A questão dos salários do funcionalismo – o não pagamento de grande parte do mês de dezembro e a divisão da folha entre ativos e inativos, os primeiros recebendo dentro do mês e os demais no mês seguinte – ganhou concorrência no espaço negativo da mídia regional: cresceu e apareceu o noticiário sobre o excesso de buracos nas rodovias estaduais, com trechos em situação de verdadeira catástrofe diariamente destacados pela mídia.

 

Há um quê de descuido do governador Ronaldo Caiado com essa nova polêmica. Ele alega que, quando assumiu, os serviços de manutenção das estradas não estavam sendo prestados pelas empreiteiras em razão do atraso no pagamento das suas faturas. Pode ser. Porém, em vez de atacar o problema com medidas concretas e eficazes, Caiado optou por procurar prefeituras e propor convênios para que elas se encarregassem da operação tapa-buracos – com o claro propósito de reforçar o seu discurso de calamidade financeira e de falta de recursos. Não deu certo, é evidente. Municípios não têm dinheiro para nada.

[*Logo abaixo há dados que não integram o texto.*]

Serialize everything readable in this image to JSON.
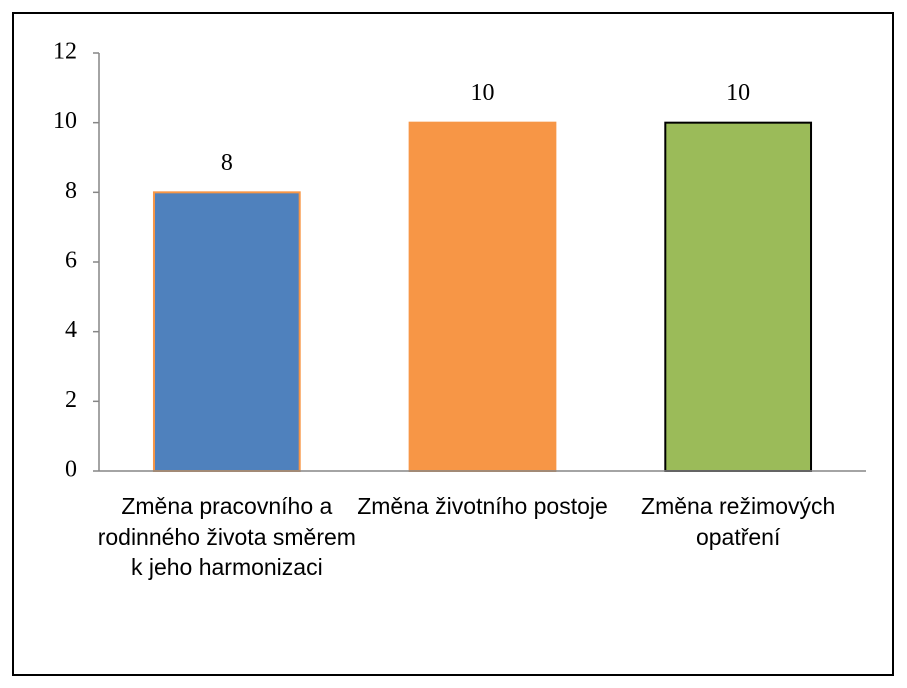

E, de resto, gastar com rodovias que estão fora da sua jurisdição tem o risco de vir a ser declarado ilegal e, mais tarde, trazer a responsabilização pessoal dos prefeitos.

 

Houve uma combinação de amadorismo com ingenuidade, enquanto as chuvas iam se intensificando e destruindo a malha viária pelo Estado afora. Para completar esse quadro danoso, a antiga Agetop, transformada em Goinfra, praticamente entrou em colapso, com a troca do seu presidente – saiu um Caiado, Aderbal, entrou outro Caiado, Ênio – em menos de 20 dias de governo e, fatidicamente até hoje, as suas três diretorias operacionais ainda sem titulares. Esse impasse prejudicou a a busca de uma solução para as estradas, que, agora, chegaram a uma condição de grave comprometimento e passaram a alimentar uma guerra de versões entre o atual governo e o passado que ressuscitou até o ex-presidente da Agetop Jayme Rincon, afeito a um bom bate-boca. Enquanto isso, o que interessa para os usuários, ou seja, tráfego seguro e liberado, segue piorando a olhos vistos.